Voci femminili

La Resistenza delle donne al centro del Festival della Pace

Cerimonia, volume storico, apericena e reading musicale compongono l’apertura: in programma testimonianze, canti e memorie dell’epoca.

La Resistenza delle donne al centro del Festival della Pace

Saranno le donne della Resistenza le protagoniste della giornata inaugurale della terza edizione del Festival della Pace di Vaiano. Il primo appuntamento è previsto giovedì 10 settembre, nell’82esimo anniversario della Liberazione del paese dall’occupazione nazista e fascista. La rassegna, promossa dal Comune di Vaiano insieme alla Fondazione Cdse e ad Anpi Vaiano, proseguirà fino al 17 ottobre con iniziative dedicate alla memoria e alla storia del territorio.

Il programma si aprirà alle 17.30 al Monumento ai caduti di tutte le guerre, in via Braga, con la commemorazione ufficiale e la deposizione della corona. Alla cerimonia interverranno la sindaca Vivarelli e la presidente di Anpi Vaiano, Luciana Brandi. L’iniziativa intende richiamare il contributo svolto dalle donne durante la lotta di Liberazione: trasporto di messaggi, assistenza ai feriti, sostegno agli scioperi e, in alcuni casi, partecipazione diretta alla lotta armata.

Storie raccolte negli archivi

Alle 18, nel Salone consiliare del Palazzo comunale, sarà presentato il volume Resistenze, femminile plurale. Storie di donne in Toscana, curato da Francesca Cavarocchi su progetto della Rete toscana degli Istituti della Resistenza e coordinato da Ilaria Cansella. La curatrice dialogherà con Alessia Cecconi, direttrice della Fondazione Cdse.

La pubblicazione raccoglie cinquanta profili biografici, cinque per ciascuna provincia toscana, ricostruiti attraverso documenti conservati negli archivi. Il volume restituisce la varietà dei ruoli assunti dalle donne durante la Liberazione, superando la rappresentazione più consueta della staffetta partigiana e mettendo in evidenza esperienze personali, impegno sociale e percorsi spesso rimasti ai margini della memoria pubblica. Al progetto hanno collaborato UPI Toscana, Consiglio regionale toscano, Commissione pari opportunità della Regione Toscana e Università degli studi di Firenze.

Il reading alla Badia

La giornata proseguirà alle 19.30 con un apericena gratuito alla casa del popolo, circolo Arci G. Rossi, in via Braga. La prenotazione è obbligatoria al numero 0574 989136. Alle 21, alla Badia di Vaiano, in piazza Firenzuola, è previsto il reading musicale Eppure era bella la sera, prodotto da Teatro Metropopolare. La partecipazione allo spettacolo è gratuita.

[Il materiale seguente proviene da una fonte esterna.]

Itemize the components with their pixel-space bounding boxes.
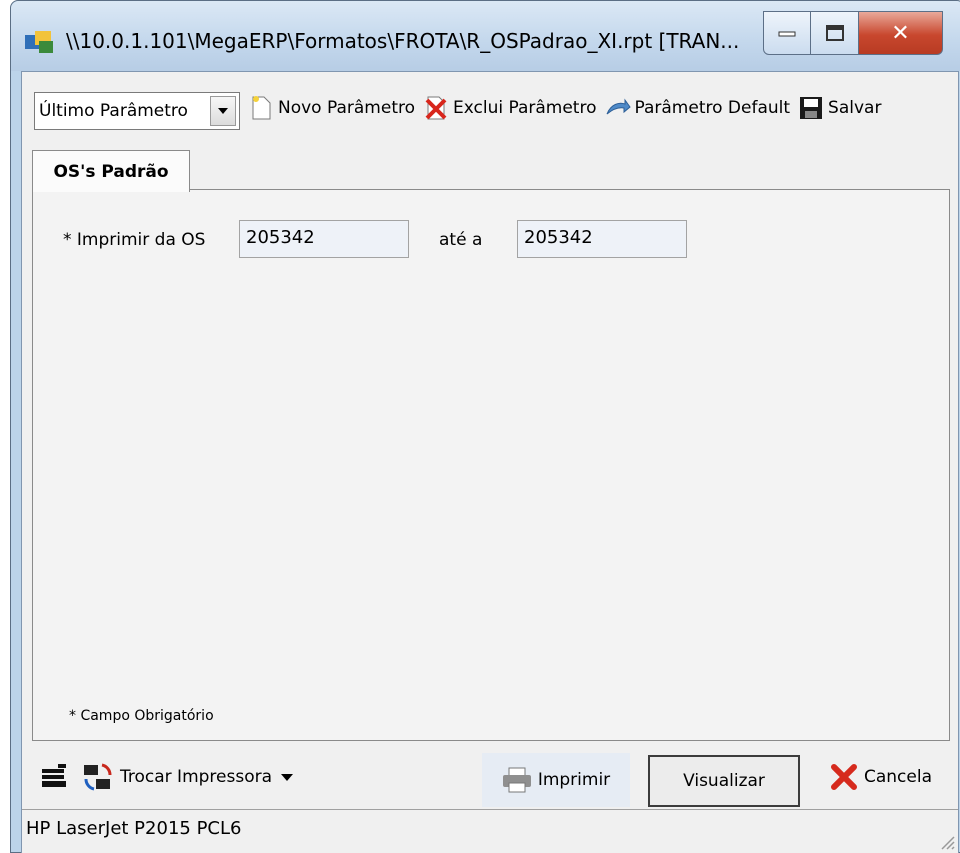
tab-panel: * Imprimir da OS 205342 até a 205342 * C… (32, 189, 950, 741)
maximize-icon (825, 25, 844, 41)
close-button[interactable]: ✕ (859, 11, 943, 55)
minimize-button[interactable] (763, 11, 811, 55)
preview-button[interactable]: Visualizar (648, 755, 800, 807)
parameter-select[interactable]: Último Parâmetro (34, 92, 240, 130)
default-arrow-icon (605, 95, 631, 121)
from-os-label: * Imprimir da OS (63, 230, 206, 250)
tab-os-padrao[interactable]: OS's Padrão (32, 150, 190, 192)
printer-setup-button[interactable] (40, 763, 70, 791)
maximize-button[interactable] (811, 11, 859, 55)
chevron-down-icon (281, 774, 294, 781)
save-button[interactable]: Salvar (798, 95, 881, 121)
report-window: \\10.0.1.101\MegaERP\Formatos\FROTA\R_OS… (10, 0, 960, 853)
app-icon (25, 31, 53, 53)
default-parameter-button[interactable]: Parâmetro Default (605, 95, 791, 121)
to-os-label: até a (439, 230, 483, 250)
title-bar[interactable]: \\10.0.1.101\MegaERP\Formatos\FROTA\R_OS… (11, 1, 960, 71)
resize-grip-icon[interactable] (938, 833, 956, 851)
minimize-icon (778, 31, 796, 37)
printer-icon (502, 767, 531, 793)
change-printer-button[interactable]: Trocar Impressora (82, 761, 294, 793)
from-os-input[interactable]: 205342 (239, 220, 409, 258)
printer-setup-icon (42, 764, 66, 787)
window-title: \\10.0.1.101\MegaERP\Formatos\FROTA\R_OS… (66, 29, 740, 53)
new-parameter-button[interactable]: Novo Parâmetro (248, 95, 415, 121)
delete-document-icon (423, 95, 449, 121)
toolbar: Último Parâmetro Novo Parâmetro Exclui P… (22, 72, 958, 144)
window-client: Último Parâmetro Novo Parâmetro Exclui P… (21, 71, 959, 853)
new-parameter-label: Novo Parâmetro (278, 98, 415, 118)
cancel-x-icon (831, 764, 857, 790)
action-bar: Trocar Impressora Imprimir Visualizar Ca… (22, 745, 958, 817)
parameter-select-value: Último Parâmetro (39, 101, 188, 121)
new-document-icon (248, 95, 274, 121)
tab-label: OS's Padrão (53, 161, 169, 182)
to-os-input[interactable]: 205342 (517, 220, 687, 258)
printer-name-status: HP LaserJet P2015 PCL6 (26, 818, 242, 839)
save-label: Salvar (828, 98, 882, 118)
change-printer-label: Trocar Impressora (120, 767, 273, 787)
swap-printer-icon (84, 763, 112, 791)
print-label: Imprimir (537, 770, 611, 790)
floppy-disk-icon (798, 95, 824, 121)
status-bar: HP LaserJet P2015 PCL6 (22, 809, 958, 853)
print-button[interactable]: Imprimir (482, 753, 630, 807)
cancel-button[interactable]: Cancela (830, 763, 932, 791)
close-icon: ✕ (891, 20, 910, 46)
delete-parameter-label: Exclui Parâmetro (453, 98, 597, 118)
required-field-note: * Campo Obrigatório (69, 708, 214, 724)
cancel-label: Cancela (864, 767, 933, 787)
default-parameter-label: Parâmetro Default (634, 98, 791, 118)
dropdown-arrow-icon[interactable] (210, 96, 236, 126)
preview-label: Visualizar (683, 771, 765, 791)
delete-parameter-button[interactable]: Exclui Parâmetro (423, 95, 597, 121)
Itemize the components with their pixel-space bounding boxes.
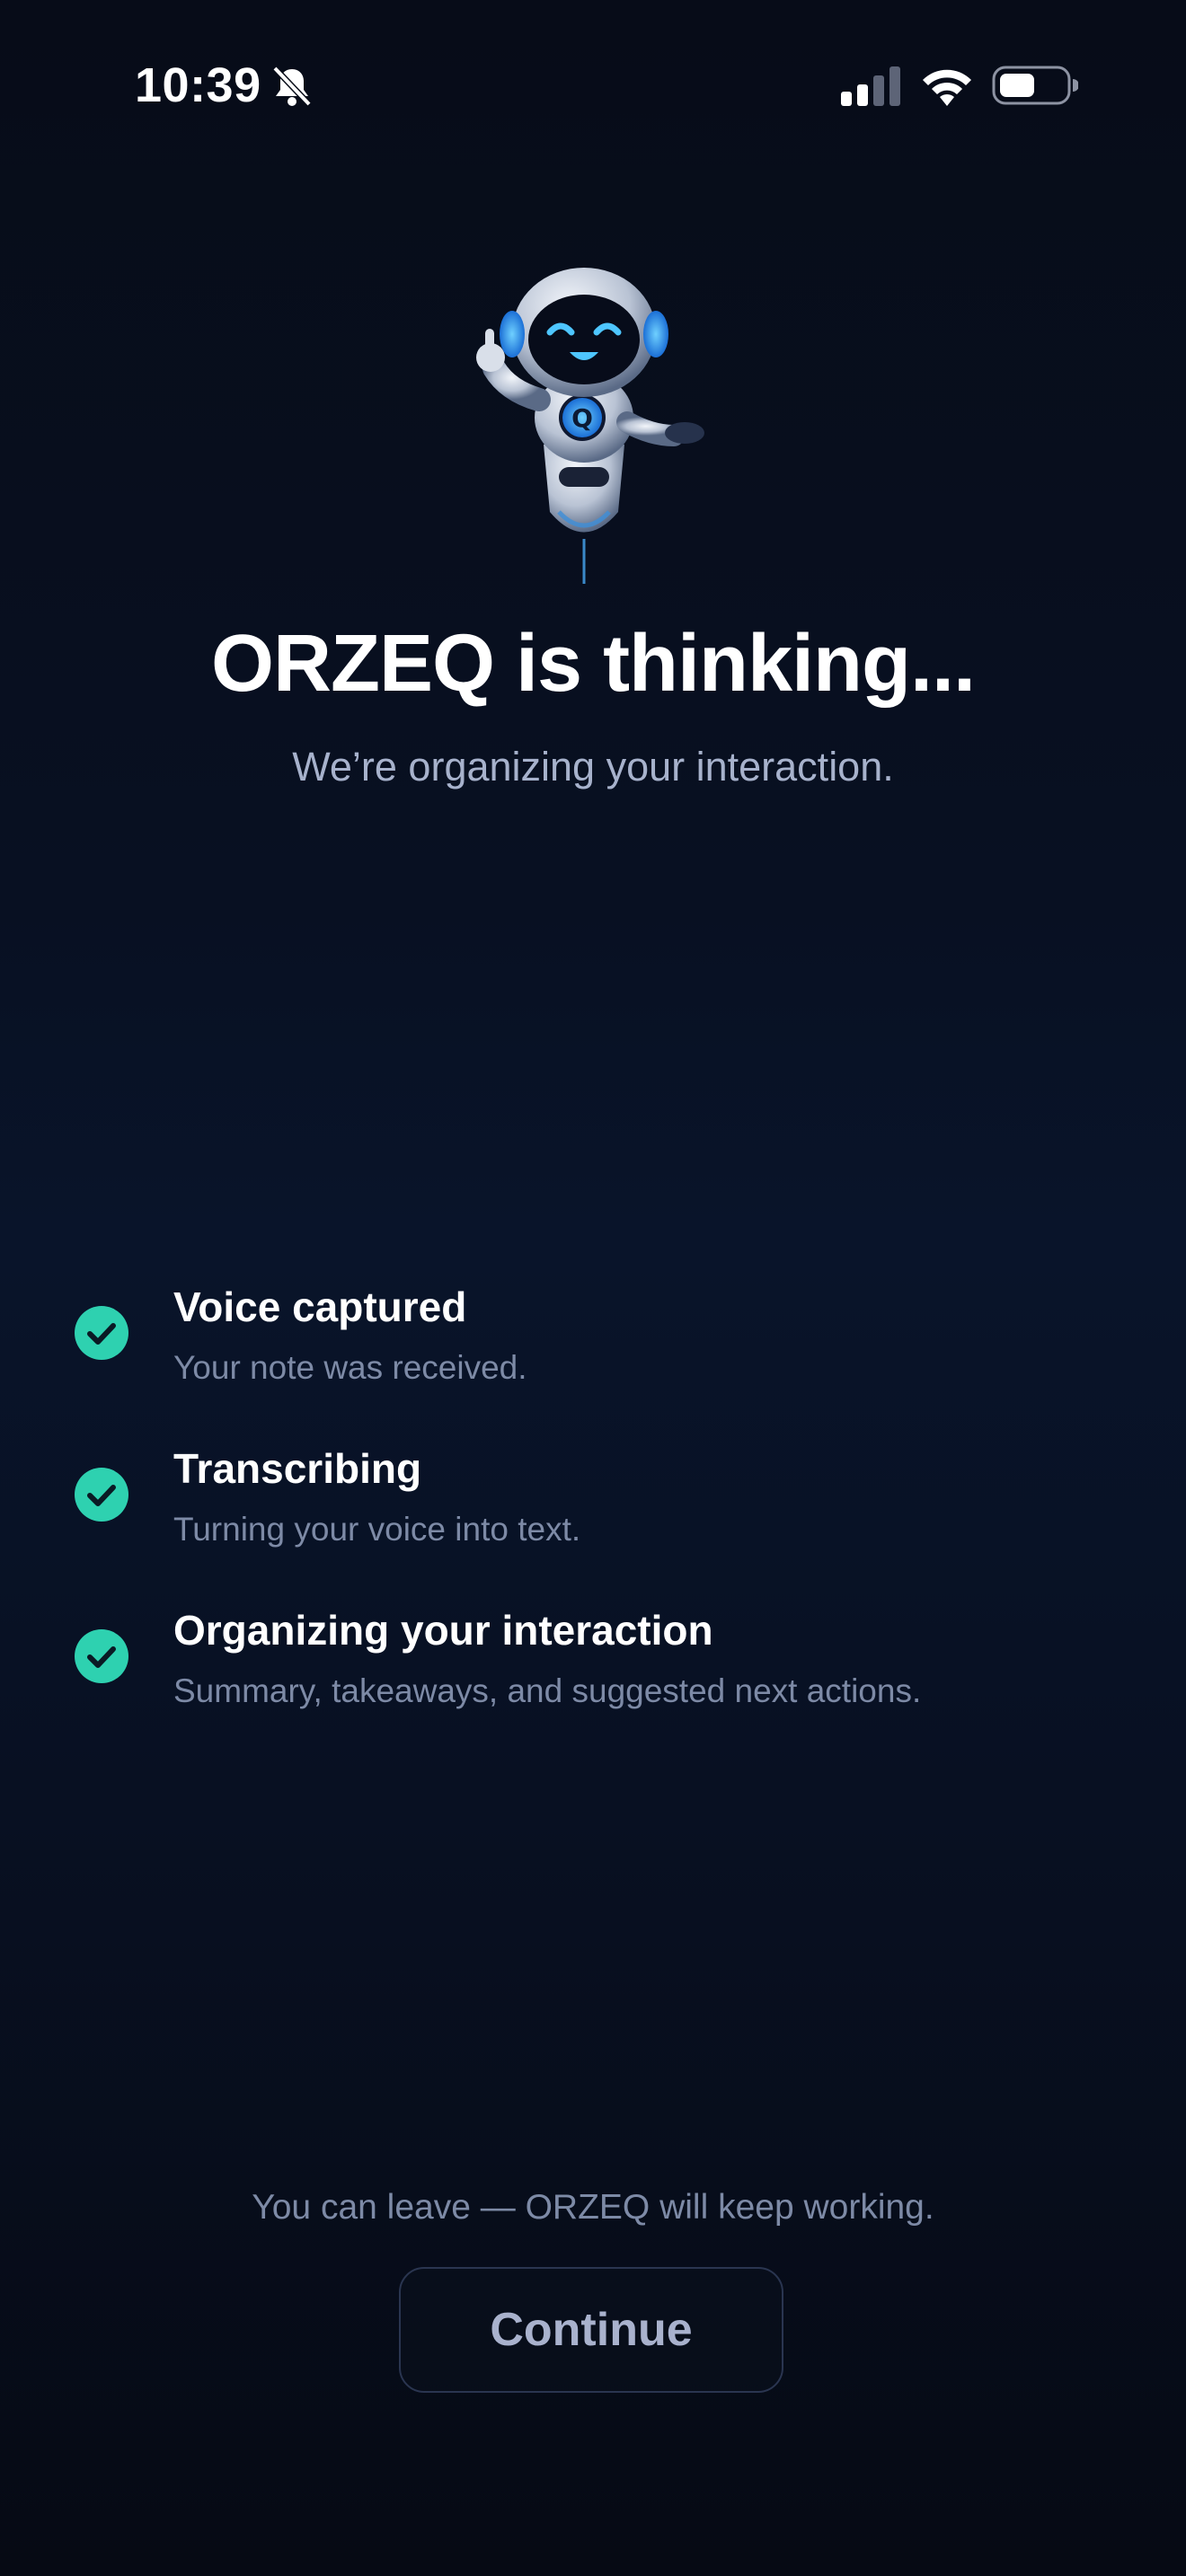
continue-button[interactable]: Continue [399, 2267, 783, 2393]
step-description: Turning your voice into text. [173, 1511, 581, 1548]
step-title: Transcribing [173, 1445, 422, 1492]
check-icon [75, 1629, 128, 1683]
step-title: Voice captured [173, 1284, 467, 1330]
robot-mascot-icon: Q [476, 268, 704, 584]
footer-note: You can leave — ORZEQ will keep working. [252, 2188, 934, 2227]
bell-slash-icon [272, 66, 312, 107]
wifi-icon [923, 69, 971, 106]
check-icon [75, 1468, 128, 1522]
battery-icon [992, 66, 1078, 105]
status-bar: 10:39 [0, 0, 1186, 180]
step-description: Summary, takeaways, and suggested next a… [173, 1672, 922, 1709]
status-time: 10:39 [135, 58, 261, 112]
signal-icon [841, 66, 900, 106]
svg-text:Q: Q [571, 403, 593, 433]
step-voice-captured: Voice captured Your note was received. [0, 1275, 1186, 1419]
step-description: Your note was received. [173, 1349, 527, 1386]
step-title: Organizing your interaction [173, 1607, 713, 1654]
page-subtitle: We’re organizing your interaction. [292, 744, 894, 790]
check-icon [75, 1306, 128, 1360]
step-transcribing: Transcribing Turning your voice into tex… [0, 1437, 1186, 1581]
page-title: ORZEQ is thinking... [210, 619, 976, 709]
step-organizing: Organizing your interaction Summary, tak… [0, 1599, 1186, 1742]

La drammaturgia e la regia sono di Livia Gionfrida, in scena con Giulia Aiazzi. Simone Faraoni accompagnerà il reading alla fisarmonica e con la voce, mentre l’organizzazione è affidata a Carlotta Tilli. Nato da una ricerca avviata nel 2019 a partire da diari e testimonianze, lo spettacolo racconta le esperienze femminili durante la Resistenza italiana e il ruolo assunto nella società dell’epoca. Le interpreti attraversano memorie e vicende personali accompagnate dai canti della tradizione partigiana, mostrando il confronto con l’occupazione, il fascismo, i pregiudizi e le discriminazioni.

L’iniziativa ha il patrocinio della Fondazione Museo della Deportazione e Resistenza di Prato. Teatro Metropopolare, progetto ideato da Gionfrida nel 2006 e attivo a Prato dal 2007, svolge attività di produzione e formazione teatrale, con attenzione ai contesti di confine e al contrasto degli stereotipi di genere. Dal 2008 è presente anche nella Casa circondariale della Dogaia con un progetto di residenza artistica. In caso di maltempo, il reading sarà trasferito nei locali della casa del popolo. Il programma completo del Festival è disponibile sui siti del Comune di Vaiano e della Fondazione Cdse.